For some Indians, their wooden idols happen to be actual trees. Disturbed by an outbreak of robberies, murders, and other crimes, natives of Malda, India, decided to conduct a wedding ceremony for a pair of conjoined trees in order to ward off evil spirits. "Worshipping the trees will bring peace on earth," one man told the Reuters news service, while a woman believed "the trees only can save us." Spectators brought wedding gifts, including some saris for the newlywed trees.

Fraud alert

Finding that too many people simply delete emails promising lucrative business deals, Nigerian email scammers have a new target: American churches. Using the same model of previous scams, some Nigerian criminals have been contacting small American congregations saying the death of an important Nigerian official could mean a huge windfall for ministry in Africa or for improvements to the American church-if only the church can help the Nigerian scam artist with paying taxes on the estate or the legal fee.
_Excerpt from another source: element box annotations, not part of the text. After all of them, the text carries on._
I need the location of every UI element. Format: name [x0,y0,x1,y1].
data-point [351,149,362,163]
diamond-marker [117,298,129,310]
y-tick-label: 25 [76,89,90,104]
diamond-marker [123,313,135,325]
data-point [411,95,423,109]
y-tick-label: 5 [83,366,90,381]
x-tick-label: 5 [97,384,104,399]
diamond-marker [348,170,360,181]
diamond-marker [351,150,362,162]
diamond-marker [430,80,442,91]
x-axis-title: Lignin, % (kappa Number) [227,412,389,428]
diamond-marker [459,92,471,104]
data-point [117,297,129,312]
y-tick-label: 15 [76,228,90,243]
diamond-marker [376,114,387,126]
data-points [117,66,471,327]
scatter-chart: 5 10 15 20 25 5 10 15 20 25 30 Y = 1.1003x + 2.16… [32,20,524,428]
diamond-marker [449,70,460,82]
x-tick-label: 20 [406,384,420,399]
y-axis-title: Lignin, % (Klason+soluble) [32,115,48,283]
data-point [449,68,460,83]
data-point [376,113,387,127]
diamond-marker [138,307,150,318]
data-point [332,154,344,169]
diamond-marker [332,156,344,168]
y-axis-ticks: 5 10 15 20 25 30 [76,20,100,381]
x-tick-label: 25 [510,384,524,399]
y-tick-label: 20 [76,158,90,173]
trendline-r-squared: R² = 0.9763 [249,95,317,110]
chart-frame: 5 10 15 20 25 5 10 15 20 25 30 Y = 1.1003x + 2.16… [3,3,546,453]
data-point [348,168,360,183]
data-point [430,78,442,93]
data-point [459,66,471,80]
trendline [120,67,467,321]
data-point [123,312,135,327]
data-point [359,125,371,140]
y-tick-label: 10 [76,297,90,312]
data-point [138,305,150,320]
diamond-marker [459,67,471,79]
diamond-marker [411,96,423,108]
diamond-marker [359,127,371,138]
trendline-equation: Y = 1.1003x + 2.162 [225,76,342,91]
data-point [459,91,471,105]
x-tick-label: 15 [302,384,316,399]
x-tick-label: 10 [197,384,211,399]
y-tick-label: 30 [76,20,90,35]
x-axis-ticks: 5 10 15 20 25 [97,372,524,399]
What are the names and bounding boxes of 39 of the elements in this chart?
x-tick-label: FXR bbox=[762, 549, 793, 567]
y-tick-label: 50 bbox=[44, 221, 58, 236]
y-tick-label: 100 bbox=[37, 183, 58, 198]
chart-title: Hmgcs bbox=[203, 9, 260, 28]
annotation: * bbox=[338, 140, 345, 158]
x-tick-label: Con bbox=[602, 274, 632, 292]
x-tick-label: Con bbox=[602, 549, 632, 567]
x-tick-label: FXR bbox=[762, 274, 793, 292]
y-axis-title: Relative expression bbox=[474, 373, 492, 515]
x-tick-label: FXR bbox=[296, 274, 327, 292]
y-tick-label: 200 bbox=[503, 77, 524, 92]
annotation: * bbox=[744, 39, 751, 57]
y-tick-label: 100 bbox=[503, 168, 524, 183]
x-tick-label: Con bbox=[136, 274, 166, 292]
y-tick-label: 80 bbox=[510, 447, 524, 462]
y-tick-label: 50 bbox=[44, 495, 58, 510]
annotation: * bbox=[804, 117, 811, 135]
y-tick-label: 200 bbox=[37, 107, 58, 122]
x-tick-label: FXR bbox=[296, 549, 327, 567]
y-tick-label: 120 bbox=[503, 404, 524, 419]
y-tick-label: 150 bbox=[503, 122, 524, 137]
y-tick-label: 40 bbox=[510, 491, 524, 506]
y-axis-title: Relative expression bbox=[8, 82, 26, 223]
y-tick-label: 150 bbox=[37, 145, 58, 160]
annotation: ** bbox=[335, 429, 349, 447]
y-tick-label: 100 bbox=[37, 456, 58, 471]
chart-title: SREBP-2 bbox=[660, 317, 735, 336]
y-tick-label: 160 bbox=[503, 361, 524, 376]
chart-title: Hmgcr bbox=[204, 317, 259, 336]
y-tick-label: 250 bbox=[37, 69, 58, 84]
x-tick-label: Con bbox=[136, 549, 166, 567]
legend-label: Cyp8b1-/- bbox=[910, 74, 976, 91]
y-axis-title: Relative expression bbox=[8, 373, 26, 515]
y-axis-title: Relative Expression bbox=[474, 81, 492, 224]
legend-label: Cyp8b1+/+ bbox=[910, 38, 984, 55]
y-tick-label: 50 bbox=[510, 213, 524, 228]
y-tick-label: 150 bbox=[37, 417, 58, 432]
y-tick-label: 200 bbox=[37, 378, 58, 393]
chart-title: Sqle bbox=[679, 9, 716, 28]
According to ABC News, congregants from Hickory Ridge Community Church in Delaware were taken for $350,000 when they believed the fake testimony of a number of Nigerians posing as Christians.

A ewe for you

A drought-struck Australian sheep farmer has a novel way of raising money to feed sheep as the pasture slowly grows back. He's letting environmentalists and animal lovers adopt his rams, ewes, or lambs. For $35 dollars a head, farmer Michael Kiely says he'll be able to feed one of his wooly animals through the drought. What does the adopter get? A chance to name the animal and, says Kiely on his website, karma. The sheep's reaction? In an interview with the Sydney Morning Herald, Kiely admitted they had little reaction: "Sheep are very blasé, they tend to look straight through you at the piece of grass over there."

Owning the road

Just in time for Christmas: the gift that, quarter by quarter, keeps on giving. Until Dec. 22, anyone interested will be able to place bids on the Pennsylvania Turnpike, which the Commonwealth of Pennsylvania says it may sell in a privatization deal if the price is right. The famous toll road generated $571.5 million in revenue last year and was used by 188 million vehicles. Gov. Ed Rendell says he hopes to raise somewhere between $2 billion and $30 billion on the deal-money he says Pennsylvania would use to fund transportation infrastructure.